Similar to what rdx said, RAID is really for data redundancy, not for data backups. We use two main backup methods at my company: full and incremental. Every server in the company gets a full backup of all its drives on at least a weekly basis. Mission-critical servers get full backups every night. Less critical servers get incremental backups nightly. This means anything that changed since the last full backup.
The backups are stored in four different ways: SAN, WORM, copies to failover servers and some sort of tape/optical drive. Servers of lower importance get backed up to SAN. A SAN is basically a giant cabinet of disks in RAID 5 (my personal favorite level of RAID). Servers of medium importance can go to SAN or to tape, and will also go to a failover server. The servers of highest importance are always clustered, sharing a SAN for normal storage. These also go directly to tape as well as a smaller failover cluster.

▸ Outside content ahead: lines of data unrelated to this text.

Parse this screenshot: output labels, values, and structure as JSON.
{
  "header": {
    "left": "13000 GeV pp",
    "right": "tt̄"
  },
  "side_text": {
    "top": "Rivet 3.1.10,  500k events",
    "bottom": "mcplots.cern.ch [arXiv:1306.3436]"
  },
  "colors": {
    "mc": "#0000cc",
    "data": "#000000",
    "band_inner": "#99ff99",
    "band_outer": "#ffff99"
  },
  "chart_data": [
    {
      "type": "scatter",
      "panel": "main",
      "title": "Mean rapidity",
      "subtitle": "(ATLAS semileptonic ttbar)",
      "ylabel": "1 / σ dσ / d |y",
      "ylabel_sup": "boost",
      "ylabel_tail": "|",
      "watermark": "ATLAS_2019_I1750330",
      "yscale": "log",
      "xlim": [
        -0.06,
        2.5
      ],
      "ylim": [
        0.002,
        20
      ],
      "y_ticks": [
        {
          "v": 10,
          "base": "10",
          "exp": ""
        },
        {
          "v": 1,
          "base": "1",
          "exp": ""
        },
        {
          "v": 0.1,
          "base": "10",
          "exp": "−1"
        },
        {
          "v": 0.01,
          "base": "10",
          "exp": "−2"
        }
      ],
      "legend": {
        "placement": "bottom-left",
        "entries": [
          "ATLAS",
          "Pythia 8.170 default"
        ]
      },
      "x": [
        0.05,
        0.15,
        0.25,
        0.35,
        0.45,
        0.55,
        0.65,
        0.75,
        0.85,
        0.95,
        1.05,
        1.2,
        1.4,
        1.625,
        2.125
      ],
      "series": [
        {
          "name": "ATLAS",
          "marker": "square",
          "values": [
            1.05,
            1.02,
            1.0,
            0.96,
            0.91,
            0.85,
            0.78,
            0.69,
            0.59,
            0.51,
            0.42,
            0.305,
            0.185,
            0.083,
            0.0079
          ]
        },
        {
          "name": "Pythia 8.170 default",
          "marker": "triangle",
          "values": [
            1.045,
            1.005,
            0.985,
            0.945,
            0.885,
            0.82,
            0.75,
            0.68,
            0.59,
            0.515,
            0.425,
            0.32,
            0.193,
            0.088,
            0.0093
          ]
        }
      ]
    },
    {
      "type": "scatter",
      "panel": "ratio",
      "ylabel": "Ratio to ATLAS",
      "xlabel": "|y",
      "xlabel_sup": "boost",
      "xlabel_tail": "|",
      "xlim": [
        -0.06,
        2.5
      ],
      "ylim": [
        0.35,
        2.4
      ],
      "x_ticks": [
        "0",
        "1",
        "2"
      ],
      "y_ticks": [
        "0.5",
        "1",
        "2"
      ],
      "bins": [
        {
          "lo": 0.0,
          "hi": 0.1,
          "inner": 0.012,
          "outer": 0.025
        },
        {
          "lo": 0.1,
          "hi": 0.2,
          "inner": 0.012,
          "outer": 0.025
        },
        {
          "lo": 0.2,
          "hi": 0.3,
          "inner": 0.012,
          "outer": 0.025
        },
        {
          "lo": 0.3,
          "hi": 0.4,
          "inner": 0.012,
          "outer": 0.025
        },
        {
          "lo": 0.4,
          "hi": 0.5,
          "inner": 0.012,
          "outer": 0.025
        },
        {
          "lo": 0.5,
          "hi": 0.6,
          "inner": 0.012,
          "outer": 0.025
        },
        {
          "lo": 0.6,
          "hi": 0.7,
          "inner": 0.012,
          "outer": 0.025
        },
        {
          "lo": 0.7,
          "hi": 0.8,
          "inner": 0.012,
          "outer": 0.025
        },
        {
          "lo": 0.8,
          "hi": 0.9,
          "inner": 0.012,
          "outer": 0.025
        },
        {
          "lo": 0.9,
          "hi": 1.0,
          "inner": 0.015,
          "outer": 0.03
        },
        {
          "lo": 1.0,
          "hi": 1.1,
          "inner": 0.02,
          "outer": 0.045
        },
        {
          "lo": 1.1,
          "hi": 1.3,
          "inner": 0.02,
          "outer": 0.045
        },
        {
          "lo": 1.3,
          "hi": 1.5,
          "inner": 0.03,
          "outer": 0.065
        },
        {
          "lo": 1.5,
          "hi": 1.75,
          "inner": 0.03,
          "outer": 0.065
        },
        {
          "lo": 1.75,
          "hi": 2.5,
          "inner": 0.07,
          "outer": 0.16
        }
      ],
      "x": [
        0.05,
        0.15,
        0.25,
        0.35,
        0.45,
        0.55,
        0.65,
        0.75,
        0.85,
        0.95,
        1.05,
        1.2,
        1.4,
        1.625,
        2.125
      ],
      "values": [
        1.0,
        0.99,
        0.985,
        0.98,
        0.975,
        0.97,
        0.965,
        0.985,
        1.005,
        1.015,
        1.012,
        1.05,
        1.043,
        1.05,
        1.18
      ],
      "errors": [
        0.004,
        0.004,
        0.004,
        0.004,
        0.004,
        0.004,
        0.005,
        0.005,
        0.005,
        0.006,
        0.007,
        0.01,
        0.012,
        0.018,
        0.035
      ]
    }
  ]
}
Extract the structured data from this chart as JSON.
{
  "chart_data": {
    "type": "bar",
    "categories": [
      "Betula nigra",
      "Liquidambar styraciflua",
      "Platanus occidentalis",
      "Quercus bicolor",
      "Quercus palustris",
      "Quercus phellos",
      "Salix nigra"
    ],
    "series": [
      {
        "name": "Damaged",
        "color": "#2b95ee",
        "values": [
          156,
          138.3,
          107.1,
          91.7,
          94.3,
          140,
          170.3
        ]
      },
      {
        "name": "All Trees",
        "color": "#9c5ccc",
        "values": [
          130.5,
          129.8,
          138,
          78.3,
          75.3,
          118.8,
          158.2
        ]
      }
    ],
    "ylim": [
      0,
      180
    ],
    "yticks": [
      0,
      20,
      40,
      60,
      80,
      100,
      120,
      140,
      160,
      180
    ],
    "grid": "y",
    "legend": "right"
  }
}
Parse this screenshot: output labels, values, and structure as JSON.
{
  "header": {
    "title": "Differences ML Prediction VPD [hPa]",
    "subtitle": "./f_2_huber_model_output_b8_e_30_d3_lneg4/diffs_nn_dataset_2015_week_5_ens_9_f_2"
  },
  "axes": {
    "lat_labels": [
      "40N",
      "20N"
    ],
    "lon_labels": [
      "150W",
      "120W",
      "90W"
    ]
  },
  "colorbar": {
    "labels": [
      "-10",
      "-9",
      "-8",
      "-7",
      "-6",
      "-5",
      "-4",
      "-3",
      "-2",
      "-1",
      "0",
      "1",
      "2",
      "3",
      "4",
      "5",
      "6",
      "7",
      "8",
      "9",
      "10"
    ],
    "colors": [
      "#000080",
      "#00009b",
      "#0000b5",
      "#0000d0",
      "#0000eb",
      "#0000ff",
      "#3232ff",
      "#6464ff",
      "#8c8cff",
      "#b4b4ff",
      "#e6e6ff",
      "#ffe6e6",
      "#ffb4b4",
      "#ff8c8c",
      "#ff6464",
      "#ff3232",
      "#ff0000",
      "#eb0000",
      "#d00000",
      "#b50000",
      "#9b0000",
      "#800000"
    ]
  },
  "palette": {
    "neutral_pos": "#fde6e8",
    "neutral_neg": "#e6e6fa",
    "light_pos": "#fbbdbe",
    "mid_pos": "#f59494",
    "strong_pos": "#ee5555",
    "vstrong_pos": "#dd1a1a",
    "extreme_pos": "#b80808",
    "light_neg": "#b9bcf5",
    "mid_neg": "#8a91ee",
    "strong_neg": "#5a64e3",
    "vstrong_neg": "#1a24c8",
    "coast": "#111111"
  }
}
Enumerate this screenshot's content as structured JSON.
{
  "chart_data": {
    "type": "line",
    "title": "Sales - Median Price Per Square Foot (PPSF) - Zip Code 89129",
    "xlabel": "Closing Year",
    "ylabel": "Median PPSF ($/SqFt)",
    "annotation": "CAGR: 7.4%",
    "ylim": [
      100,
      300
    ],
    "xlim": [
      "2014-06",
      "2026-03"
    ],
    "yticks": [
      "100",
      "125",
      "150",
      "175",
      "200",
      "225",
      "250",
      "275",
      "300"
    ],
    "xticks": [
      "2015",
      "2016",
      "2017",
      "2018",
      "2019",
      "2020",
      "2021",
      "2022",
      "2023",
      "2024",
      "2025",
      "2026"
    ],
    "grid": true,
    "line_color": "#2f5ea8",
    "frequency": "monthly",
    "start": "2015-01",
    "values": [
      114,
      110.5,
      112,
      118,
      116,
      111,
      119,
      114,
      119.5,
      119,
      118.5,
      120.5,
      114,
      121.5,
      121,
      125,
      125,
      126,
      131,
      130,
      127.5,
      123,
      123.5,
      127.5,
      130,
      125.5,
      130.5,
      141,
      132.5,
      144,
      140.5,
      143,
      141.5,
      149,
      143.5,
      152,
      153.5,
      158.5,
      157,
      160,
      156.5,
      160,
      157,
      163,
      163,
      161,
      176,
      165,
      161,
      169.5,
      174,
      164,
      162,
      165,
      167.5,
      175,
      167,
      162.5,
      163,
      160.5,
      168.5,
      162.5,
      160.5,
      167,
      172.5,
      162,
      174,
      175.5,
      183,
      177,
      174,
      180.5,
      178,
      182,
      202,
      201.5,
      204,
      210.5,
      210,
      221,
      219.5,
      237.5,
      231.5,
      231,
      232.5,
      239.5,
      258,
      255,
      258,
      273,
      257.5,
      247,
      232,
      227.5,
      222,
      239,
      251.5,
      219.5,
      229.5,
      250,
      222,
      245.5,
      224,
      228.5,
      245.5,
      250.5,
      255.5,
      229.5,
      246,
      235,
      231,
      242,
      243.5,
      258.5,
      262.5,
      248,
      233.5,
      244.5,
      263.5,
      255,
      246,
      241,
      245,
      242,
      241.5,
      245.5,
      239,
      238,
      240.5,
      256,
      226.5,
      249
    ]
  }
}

Finally, some data is backed up to WORM (Write Once Read Many) which is a format that can never be overwritten or changed once it has been written. The two types of WORM we use are CD-Rs and SnapLock drives. This is only for data that has some legal or regulatory requirement to be stored in that format.
Here are a few common rules about our backups:
1. Everything on a SAN eventually goes to a tape as well, which means the ultimate copy of all data is to tape.
2. Anything that goes to WORM also has to be backed up elsewhere.
3. Failover servers and backup servers cannot be in the same facility as the servers being backed up. If a tornado wipes out a datacenter, we don't want to lose the backups too.
4. A copy of each tape must be made and sent to another offsite facility that is separate from the primary and backup datacenters. I believe we actually use a vendor with an underground vault for this.
5. Individual workstations don't get backed up. Period. Everyone gets an individual, hidden network share which only they can access. If you don't want your stuff lost, put it there.